In coincidenza col dibattito parlamentare è possibile effettuare nelle carceri e fuori iniziative nonviolente. Da Rebibbia si stanno cominciando ad inviare telegrammi al presidente della Camera e della Commissione Giustizia. Vi sono già in corso scioperi della fame nelle carceri di Rebibbia Giudiziario, Novara e da giovedì anche San Vittore a Milano. Dal carcere di Rebibbia Penale è partita l'iniziativa di inviare telegrammi al presidente della Commissione Giustizia della Camera, Giuseppe Gargani, in cui si chiede la difesa della legge Gozzini (vedi annuncio in Agorà).

E' importante, per il partito, per le iscrizioni nelle carceri, per la campagna di iscrizioni in generale, uscire subito, pubblicamente come partito contro questa nuova, vecchia, finta emergenza ai danni, veri, della giustizia, della legalità, del diritto.

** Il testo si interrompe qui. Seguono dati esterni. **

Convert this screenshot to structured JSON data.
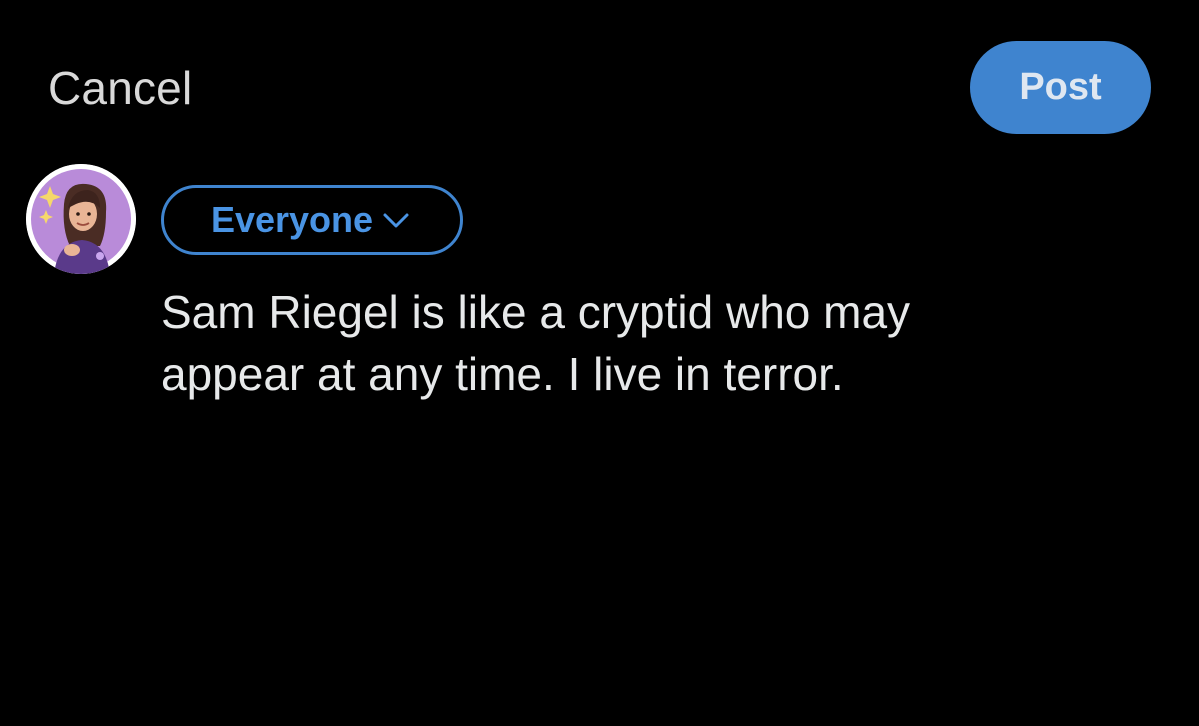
{
  "header": {
    "cancel_label": "Cancel",
    "post_label": "Post"
  },
  "composer": {
    "audience_label": "Everyone",
    "post_text": "Sam Riegel is like a cryptid who may\nappear at any time. I live in terror."
  },
  "icons": {
    "audience_dropdown": "chevron-down-icon",
    "avatar": "user-avatar"
  },
  "colors": {
    "background": "#000000",
    "accent": "#3f84cf",
    "accent_text": "#4a94e4",
    "text": "#e7e9ea",
    "muted_text": "#d9d9d9"
  }
}
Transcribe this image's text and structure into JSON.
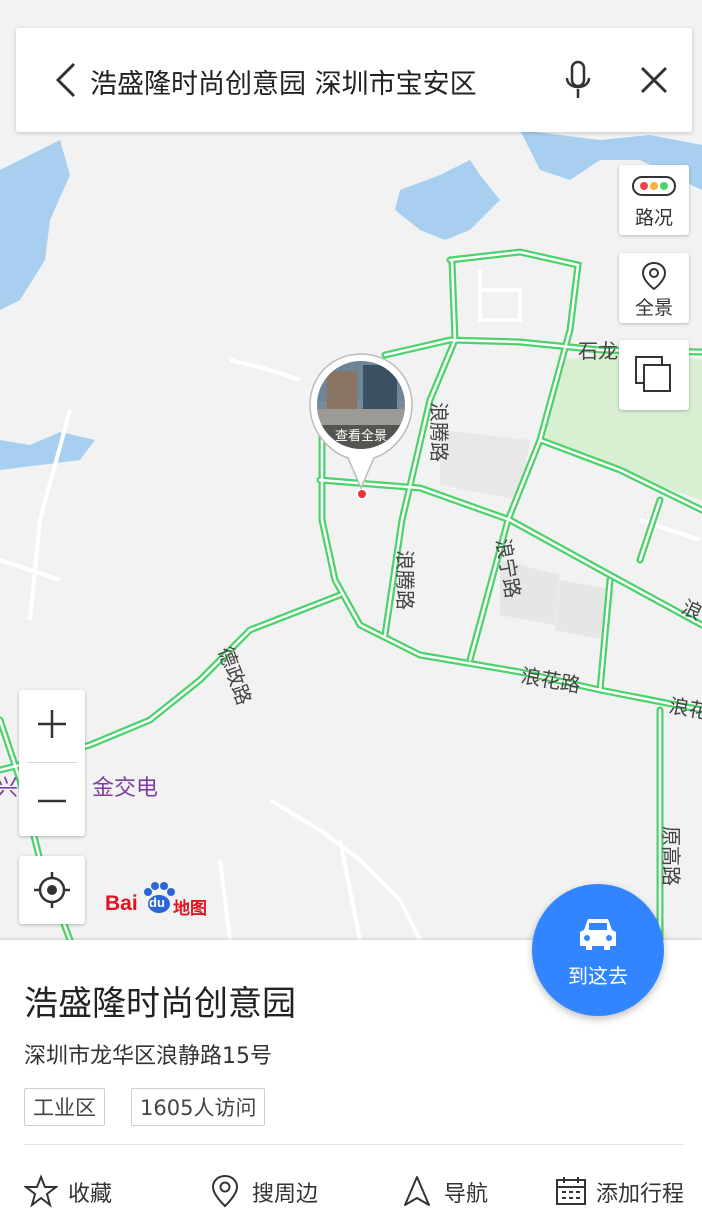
{
  "search": {
    "query": "浩盛隆时尚创意园 深圳市宝安区"
  },
  "map": {
    "road_labels": {
      "shilong": "石龙仔路",
      "langteng1": "浪腾路",
      "langteng2": "浪腾路",
      "langning": "浪宁路",
      "langhua": "浪花路",
      "desheng": "德政路",
      "yuangao": "原高路",
      "lang_right1": "浪",
      "lang_right2": "浪花"
    },
    "poi_label": "金交电",
    "poi_label_left": "兴",
    "panorama_label": "查看全景",
    "controls": {
      "traffic_label": "路况",
      "panorama_label": "全景"
    },
    "logo": {
      "bai": "Bai",
      "du": "du",
      "ditu": "地图"
    },
    "colors": {
      "road": "#4cd26b",
      "water": "#a8cff0",
      "green": "#d9efd2",
      "accent": "#3385ff"
    }
  },
  "go_button": {
    "label": "到这去",
    "icon": "car-icon"
  },
  "place": {
    "name": "浩盛隆时尚创意园",
    "address": "深圳市龙华区浪静路15号",
    "tags": [
      "工业区",
      "1605人访问"
    ]
  },
  "actions": [
    {
      "label": "收藏",
      "icon": "star-icon"
    },
    {
      "label": "搜周边",
      "icon": "location-pin-icon"
    },
    {
      "label": "导航",
      "icon": "navigation-arrow-icon"
    },
    {
      "label": "添加行程",
      "icon": "calendar-icon"
    }
  ]
}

A copertura del fallimento di una politica criminale deviante e criminogena, a fronte della incapacità manifesta, delle connivenze evidenti di questo "governo della malavita", al posto degli autori di delitti attuali che sono al 90% impuniti, si devia tutto e si colpiscono con inaudita veemenza i più deboli, sicuramente i meno colpevoli e meno garantiti, coloro che sono in carcere da dieci venti anni per delitti passati. Si dice: si tratta di deterrenza e avrà i suoi effetti nella lotta alla malavita. Ma perchè il raddoppio delle pene e il congelamento dei benefici per i detenuti, autori di delitti passati, dovrebbero avere un qualche effetto di deterrenza sui grandi criminali in libertà, autori dei delitti attuali, che non vengono scoperti oppure vengono assolti, comunque rimangono sempre impuniti? Quand'anche venissero presi il giorno dopo l'entrata in vigore del decreto, fra cinque anni, quando sarebbero mediamente nei termini per accedere ai benefici carcerari, le nuove disposizioni per loro non sare

bbero più in vigore.

In questo gioco di simulazione di fermezza, il ruolo e le responsabilità di stampa e televisione sono state evidenti ed altrettanto gravi: hanno prima montato la campagna sulle "scarcerazioni facili" imputando tutto alla legge Gozzini, scadenze termini, arresti domiciliari e semilibertà che con la Gozzini non hanno nulla a che fare, quindi hanno raccolto la domanda di sicurezza che è venuta dalla opinione pubblica allarmata da quel tipo di informazione, infine hanno portato il governo a decretare la revoca in pratica della legge penitenziaria, e da questo magari ora ripartiranno per un altro ciclo di emergenza, stavolta nelle carceri.